How do you ensure that Test cricket survives and grows?
Our priority is Test Cricket. And there are so many areas that you have to improve. You look at the last series, when England played Australia. The classic series. That’s what will keep Test Cricket alive. We have to do that in India, too. No one comes to a match to see one batsman bat the whole day and score 110 runs. We have to bring the crowds back into Test cricket. Even the one-day cricket is dying. There is not much crowd in the one-day cricket. Pressure for tickets in a T20 game and a one-day game is totally different.
In 1983, you played 60-over matches. A year later, it was brought down to 50. Do you see it going down to 40? Or do you see one-day cricket giving way to T20?
We have to find a formula for the one-day games to be more interesting. Something that will keep the crowd entertained. You can’t have it close to a T20. In the one-dayers, you can play a bit of cricket. You don’t have to slog at everything. The one-day format has to undergo some change. They are working on it.
How good are India’s chances in the upcoming World Cup?
We’re playing at home, and the players are also confident. They’ve had a good Asia Cup. They’re looking good. But coming back home and playing the World Cup, that’s when things have got to be different for them. The chances are good.

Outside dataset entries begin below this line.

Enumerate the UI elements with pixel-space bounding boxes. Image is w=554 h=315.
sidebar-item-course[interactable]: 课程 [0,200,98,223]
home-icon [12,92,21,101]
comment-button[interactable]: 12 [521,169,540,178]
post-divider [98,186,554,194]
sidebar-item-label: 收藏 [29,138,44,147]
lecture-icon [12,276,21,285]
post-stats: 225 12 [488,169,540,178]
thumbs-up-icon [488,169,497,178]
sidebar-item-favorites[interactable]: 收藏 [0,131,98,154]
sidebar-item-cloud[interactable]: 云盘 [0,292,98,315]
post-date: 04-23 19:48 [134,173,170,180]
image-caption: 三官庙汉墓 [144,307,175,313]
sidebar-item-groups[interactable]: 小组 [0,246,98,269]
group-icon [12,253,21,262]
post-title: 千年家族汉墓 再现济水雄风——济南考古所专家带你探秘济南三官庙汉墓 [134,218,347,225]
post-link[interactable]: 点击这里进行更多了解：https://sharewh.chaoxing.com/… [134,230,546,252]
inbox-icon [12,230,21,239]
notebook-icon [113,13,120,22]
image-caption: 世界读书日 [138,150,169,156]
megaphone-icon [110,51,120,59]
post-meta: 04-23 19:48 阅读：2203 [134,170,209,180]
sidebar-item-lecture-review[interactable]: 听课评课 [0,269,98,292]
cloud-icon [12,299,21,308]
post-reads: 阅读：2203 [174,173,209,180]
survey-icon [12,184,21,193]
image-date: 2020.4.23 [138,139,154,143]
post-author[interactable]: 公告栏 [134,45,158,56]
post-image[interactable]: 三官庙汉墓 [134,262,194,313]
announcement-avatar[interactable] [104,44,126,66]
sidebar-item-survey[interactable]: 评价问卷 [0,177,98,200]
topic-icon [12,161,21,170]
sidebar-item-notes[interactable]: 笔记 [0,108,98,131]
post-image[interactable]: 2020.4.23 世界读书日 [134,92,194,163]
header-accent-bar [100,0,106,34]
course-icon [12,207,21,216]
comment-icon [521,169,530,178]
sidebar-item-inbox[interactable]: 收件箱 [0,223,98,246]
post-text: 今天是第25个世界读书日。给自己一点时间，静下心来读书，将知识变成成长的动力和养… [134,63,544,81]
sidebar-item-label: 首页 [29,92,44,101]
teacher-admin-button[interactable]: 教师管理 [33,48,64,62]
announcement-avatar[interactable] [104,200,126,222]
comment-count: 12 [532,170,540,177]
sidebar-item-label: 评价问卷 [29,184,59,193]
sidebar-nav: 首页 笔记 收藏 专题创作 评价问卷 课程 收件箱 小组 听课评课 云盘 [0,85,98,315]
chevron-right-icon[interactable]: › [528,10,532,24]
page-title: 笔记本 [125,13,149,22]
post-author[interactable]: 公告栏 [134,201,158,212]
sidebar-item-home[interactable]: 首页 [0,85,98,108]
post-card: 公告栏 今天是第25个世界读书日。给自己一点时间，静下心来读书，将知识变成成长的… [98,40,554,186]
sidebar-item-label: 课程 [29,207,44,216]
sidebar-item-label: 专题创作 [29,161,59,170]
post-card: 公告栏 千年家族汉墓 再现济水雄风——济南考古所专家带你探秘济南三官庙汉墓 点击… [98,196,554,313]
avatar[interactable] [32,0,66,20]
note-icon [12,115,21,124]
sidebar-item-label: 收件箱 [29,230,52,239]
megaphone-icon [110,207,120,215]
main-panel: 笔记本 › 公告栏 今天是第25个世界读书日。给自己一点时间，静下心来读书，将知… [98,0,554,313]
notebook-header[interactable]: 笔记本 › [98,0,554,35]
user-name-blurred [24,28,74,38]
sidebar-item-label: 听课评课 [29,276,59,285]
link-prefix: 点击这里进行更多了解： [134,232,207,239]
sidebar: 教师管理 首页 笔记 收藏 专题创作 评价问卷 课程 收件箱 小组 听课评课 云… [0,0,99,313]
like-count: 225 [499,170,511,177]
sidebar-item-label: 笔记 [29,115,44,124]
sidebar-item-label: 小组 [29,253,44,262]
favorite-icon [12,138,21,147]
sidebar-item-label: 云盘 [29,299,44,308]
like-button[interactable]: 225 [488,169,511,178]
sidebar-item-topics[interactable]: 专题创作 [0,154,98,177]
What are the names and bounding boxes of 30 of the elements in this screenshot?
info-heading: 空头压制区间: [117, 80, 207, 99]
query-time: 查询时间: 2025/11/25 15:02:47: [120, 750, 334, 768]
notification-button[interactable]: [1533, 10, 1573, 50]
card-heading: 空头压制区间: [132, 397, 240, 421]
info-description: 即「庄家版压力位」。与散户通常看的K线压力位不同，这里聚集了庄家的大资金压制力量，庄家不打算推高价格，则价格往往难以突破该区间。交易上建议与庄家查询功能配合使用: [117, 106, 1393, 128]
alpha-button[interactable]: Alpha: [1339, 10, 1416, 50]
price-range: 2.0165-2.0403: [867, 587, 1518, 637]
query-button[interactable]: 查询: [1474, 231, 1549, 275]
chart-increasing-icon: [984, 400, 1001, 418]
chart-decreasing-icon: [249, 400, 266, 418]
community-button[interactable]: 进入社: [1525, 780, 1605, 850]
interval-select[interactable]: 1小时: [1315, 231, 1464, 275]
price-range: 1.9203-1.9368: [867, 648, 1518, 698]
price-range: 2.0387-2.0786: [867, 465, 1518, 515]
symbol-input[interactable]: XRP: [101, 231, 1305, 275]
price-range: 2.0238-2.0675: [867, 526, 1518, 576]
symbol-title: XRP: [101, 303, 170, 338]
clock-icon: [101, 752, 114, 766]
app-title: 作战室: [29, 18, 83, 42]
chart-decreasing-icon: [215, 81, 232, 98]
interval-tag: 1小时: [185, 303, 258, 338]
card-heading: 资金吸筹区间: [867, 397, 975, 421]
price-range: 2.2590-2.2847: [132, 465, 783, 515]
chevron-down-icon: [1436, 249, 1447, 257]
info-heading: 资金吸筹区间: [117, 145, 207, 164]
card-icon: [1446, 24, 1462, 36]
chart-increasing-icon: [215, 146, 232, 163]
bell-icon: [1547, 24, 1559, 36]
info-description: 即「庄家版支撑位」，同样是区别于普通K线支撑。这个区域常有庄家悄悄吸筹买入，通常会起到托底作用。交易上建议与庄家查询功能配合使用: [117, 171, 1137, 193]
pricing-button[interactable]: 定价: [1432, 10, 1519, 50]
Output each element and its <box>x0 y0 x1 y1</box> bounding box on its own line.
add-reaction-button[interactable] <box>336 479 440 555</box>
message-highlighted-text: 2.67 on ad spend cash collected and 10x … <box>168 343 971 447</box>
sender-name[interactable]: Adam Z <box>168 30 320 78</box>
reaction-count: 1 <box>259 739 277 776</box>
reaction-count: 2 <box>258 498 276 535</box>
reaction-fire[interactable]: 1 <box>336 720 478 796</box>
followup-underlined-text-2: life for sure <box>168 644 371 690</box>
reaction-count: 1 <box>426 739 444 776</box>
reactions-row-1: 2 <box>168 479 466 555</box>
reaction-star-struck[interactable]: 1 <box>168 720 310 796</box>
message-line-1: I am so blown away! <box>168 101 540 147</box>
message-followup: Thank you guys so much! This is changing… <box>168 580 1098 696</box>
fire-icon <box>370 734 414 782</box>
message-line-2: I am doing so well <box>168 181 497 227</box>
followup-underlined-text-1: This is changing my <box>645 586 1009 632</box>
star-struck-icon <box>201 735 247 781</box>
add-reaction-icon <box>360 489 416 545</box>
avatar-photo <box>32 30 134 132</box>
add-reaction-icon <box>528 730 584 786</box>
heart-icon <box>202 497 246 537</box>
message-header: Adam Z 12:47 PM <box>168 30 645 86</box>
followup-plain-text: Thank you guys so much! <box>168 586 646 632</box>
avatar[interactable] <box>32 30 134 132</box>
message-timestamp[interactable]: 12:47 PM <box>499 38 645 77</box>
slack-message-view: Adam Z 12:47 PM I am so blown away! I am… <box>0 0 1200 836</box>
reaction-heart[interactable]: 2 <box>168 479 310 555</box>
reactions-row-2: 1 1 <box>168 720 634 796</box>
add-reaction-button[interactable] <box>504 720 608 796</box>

The chances could have been better had Rishabh Pant been fit. Can you update us about his status?
His injury is quite serious. So, he needs a little bit of time. The more time the healing takes, he’ll be better off. He’s improved a lot. And he’s started training. It’s only a matter of time before he makes it to the national team.
Can we see him in the 2024 World Cup?
Maybe he will be back at the start of the new season next year. As in the case of Bumrah, we have to go slowly with him.
How has your journey as the BCCI president been?
I was president of the Karnataka cricket association before I became BCCI president. It was my last term and I was contemplating a retired life with my family, some farming, something different from what I normally do. And out of the blue comes this request and I was very happy to accept it. I was able to learn a lot more about the administration of the game, how it is done in other states.
You talked about tapping the experience of past players. What about India’s most successful captain M.S. Dhoni?
He has so much to contribute to the game. All of them. Even Virat Kohli, when he finishes up. Have you heard about Dhoni’s collection of bikes? For the rest of his life, he’s got to be active. It’s important. I mean, you can’t be sitting idle and brooding or watching television the whole time. He’s doing the right thing.
Like you, Roger. You’ve got many avenues to keep your mind busy. You are an animal lover. You’ve got a farm. And you’re a doting grandfather now.